“Think of official history as a book. A book comes into view; it seems to suggest that it has no blank spaces, no margins. But it does, it contains blank spaces. In those spaces I cram my own notes, copious notes that are not yet articulated thoughts, and in the end weave a new book solely from the notes in the margins.” — Hideo Furukawa
Our World Literature Week celebration continues today with a focus on Zhu Wen’s Horses, Horses, in the End the Light Remains Pure: A Tale That Begins with Fukushima, translated by Doug Slaymaker with Akiko Takenaka.

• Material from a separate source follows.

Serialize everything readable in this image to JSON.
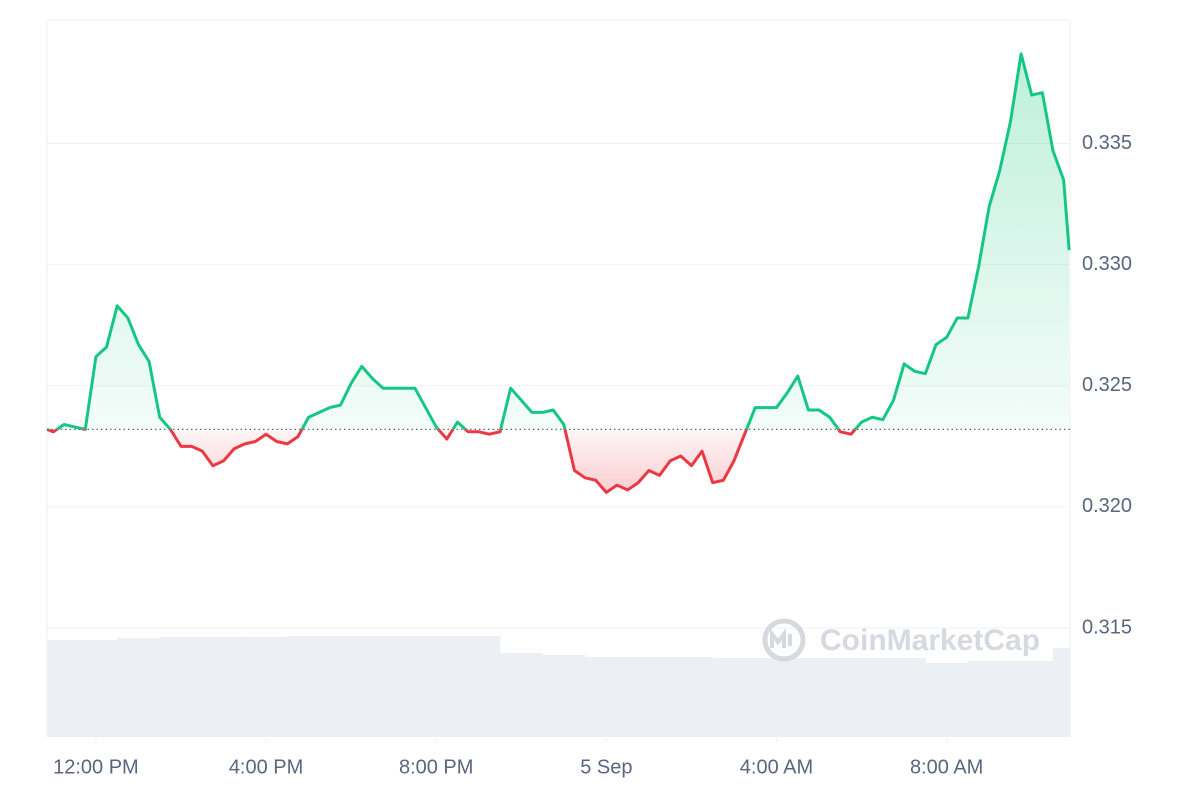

Hideo Furukawa is in New York this week with Monkey Business for the PEN World Voices Festival (along with other fantastic writers, editors, and translators), and will be participating in a number of events: April 27 (Wed.), New York University, 6:30pm; April 28 (Thur.), Kinokuniya Bookstore, 6pm; April 29 (Fri.), BookCourt, 7pm; and April 30 (Sat.), Asia Society, 2pm (Ticket purchase required)! And now, on to the post:
Five years ago, on March 11, 2011, the town of Fukushima, Japan, was struck by a devastating earthquake, tsunami, and nuclear accident. Over 20,000 people died.

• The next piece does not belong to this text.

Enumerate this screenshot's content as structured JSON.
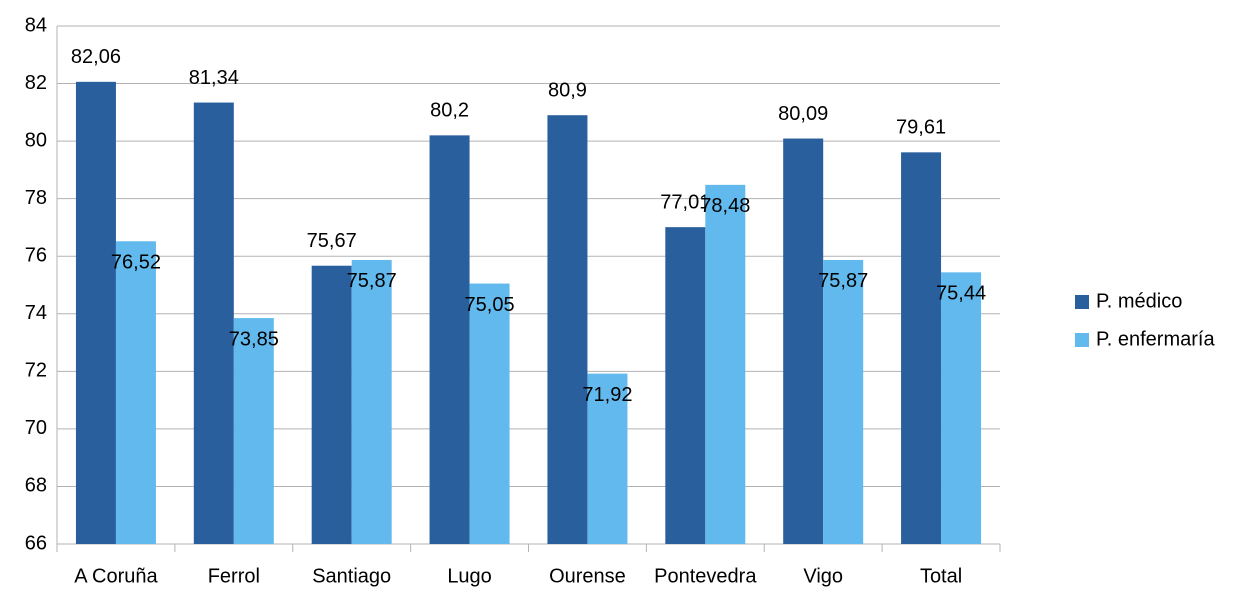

The reconstruction has been swift. ‘The incident is about to be forgotten, or they pretend nothing has happened,’ Japanese writer Hideo Furukawa said about his hometown. For Furukawa, careful examination is the only route to healing. One must investigate one’s nation and its past and present. His new book, Horses, Horses, In the End the Light Remains Pure: A Tale that Begins with Fukushima, is a mix of fiction, history, and memoir, as one can see in this short excerpt.
The Problem with History
Our history, the history of the Japanese, is nothing more than a history of killing people.

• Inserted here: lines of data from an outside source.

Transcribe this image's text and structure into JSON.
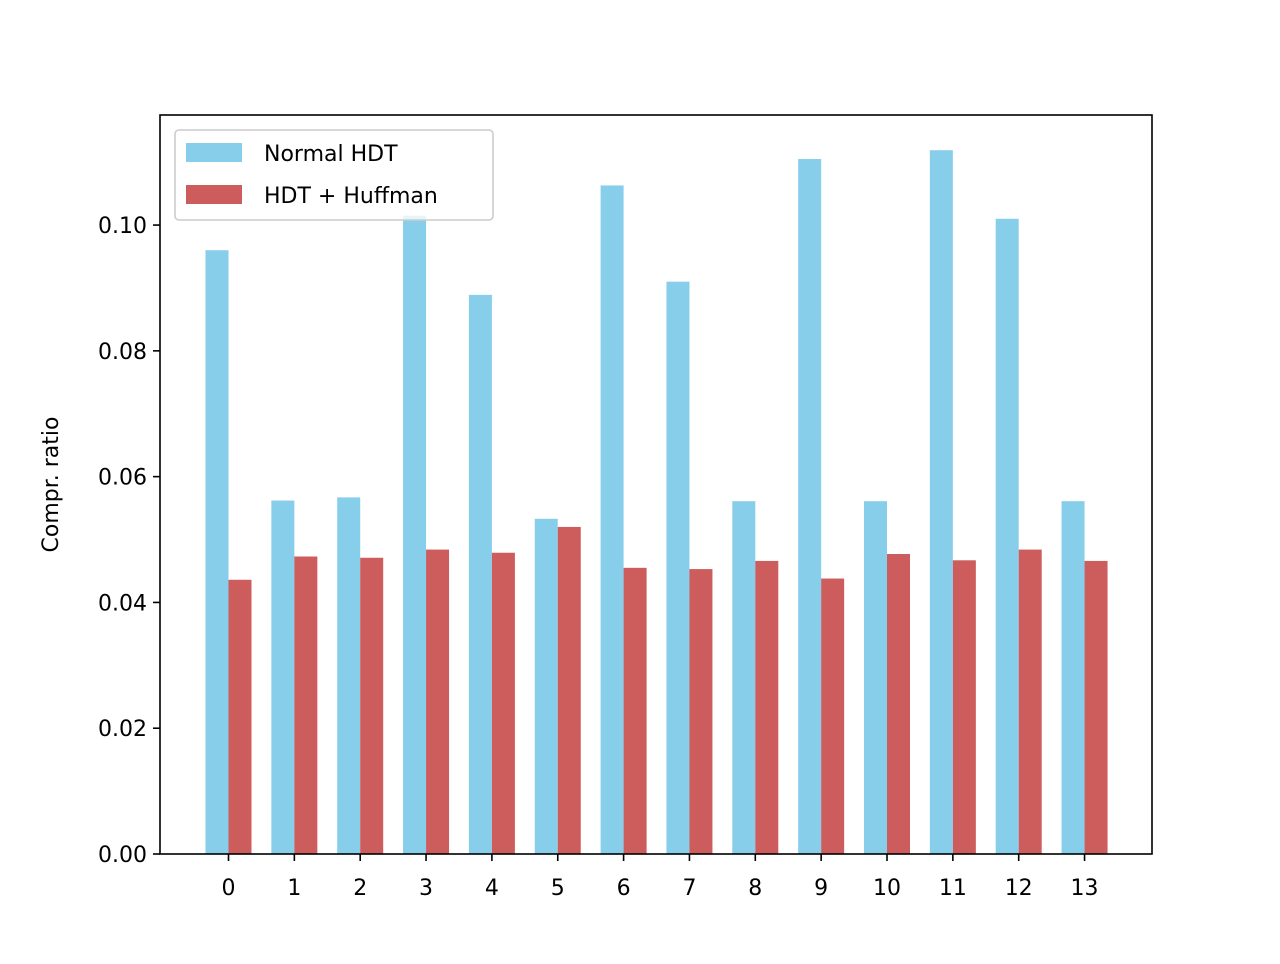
{
  "chart_data": {
    "type": "bar",
    "title": "",
    "xlabel": "",
    "ylabel": "Compr. ratio",
    "categories": [
      "0",
      "1",
      "2",
      "3",
      "4",
      "5",
      "6",
      "7",
      "8",
      "9",
      "10",
      "11",
      "12",
      "13"
    ],
    "series": [
      {
        "name": "Normal HDT",
        "color": "#87ceeb",
        "values": [
          0.096,
          0.0562,
          0.0567,
          0.1015,
          0.0889,
          0.0533,
          0.1063,
          0.091,
          0.0561,
          0.1105,
          0.0561,
          0.1119,
          0.101,
          0.0561
        ]
      },
      {
        "name": "HDT + Huffman",
        "color": "#cd5c5c",
        "values": [
          0.0436,
          0.0473,
          0.0471,
          0.0484,
          0.0479,
          0.052,
          0.0455,
          0.0453,
          0.0466,
          0.0438,
          0.0477,
          0.0467,
          0.0484,
          0.0466
        ]
      }
    ],
    "ylim": [
      0,
      0.1175
    ],
    "yticks": [
      0.0,
      0.02,
      0.04,
      0.06,
      0.08,
      0.1
    ],
    "ytick_labels": [
      "0.00",
      "0.02",
      "0.04",
      "0.06",
      "0.08",
      "0.10"
    ],
    "grid": false,
    "legend": "top-left"
  }
}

I am not sure of the best way to phrase things, given that rather inflammatory start. I will explain things as simply as I can. We live within the echoes of the Warring States period. For example, bushō, the term for military leaders, circulates as a commodity in contemporary society, and, thus, it continues to echo in everyday Japan. By the “Warring States period” I include the Azuchi Momoyama period right up to the beginning of the Edo period (1573–1603). I am not sure if the Azuchi Momoyama period is still taught as a single historical period in schools (elementary, middle, and up through high school). But I am quite sure that everyone learns that there was a period when Oda Nobunaga and then Toyotomi Hideyoshi ruled supreme. For example, we consume these two men as commodities all the time. When I say we “consume” them as commodities, I mean how we see them as “heroic” and think of them positively. Why would that be? These two were a rare form of military leader, which is also to say, on the other hand, and precisely because of that, that they were a rarely seen form of murderer. I can lay out details from the historical record. I will use both reign-era names and Western calendar dates. In the second year of Genki (1571) Nobunaga burned down the Enryakuji Temple compound outside Kyoto, murdering three to four thousand people. Among them women and children who had begged for mercy. Those very women and children were, one by one, beheaded. In the second year of Tenshō (1574), Nobunaga crushed the Ikkō-ikki uprising in Echizen. More than half of those that were confined by the siege were driven to starvation, and then, to give but one example, he built multiple fences around their compound to cut off all exits and then set fire to the entire thing, from all sides. More than twenty thousand people were burned to death. He would not even consider their requests for surrender. In the third year of Tenshō (1575), Nobunaga crushed the Ikkō-ikki uprising in Nagashima. He wrote of this in his own hand: “Nothing but corpses in the towns.” This in a letter addressed to the military officer stationed in Kyoto.
He murdered thirty to forty thousand people.
That’s the kind of man that that Oda Nobunaga was. How can we see him as heroic?
Our history is nothing more than a history of killing people. What do you think of that? I am hoping it sounds more straightforward this time. If so, I can proceed without catchy summaries. Anyway, the real issues are ahead. When history is treated as “official national history,” it is almost inevitable that you are going to get biases. Our love of our own history produces in the collective populace the power to suppress, perhaps unconsciously—perhaps even consciously—inconvenient facts. This is not the intentional undertaking of a particular individual (or thing) but a covering up, accomplished almost automatically, via an anonymous filtering system. Official history is, by definition, a filtering system. All the more reason why these bushō military leaders are consumed to this extent. I wonder if I possess the skills to resist this. History that has the ability to jolt us: that is ideal—what I consider ideal—history.
Think of official history as a book. A book comes into view; it seems to suggest that it has no blank spaces, no margins. But it does, it contains blank spaces. In those spaces I cram my own notes, copious notes that are not yet articulated thoughts, and in the end weave a new book solely from the notes in the margins.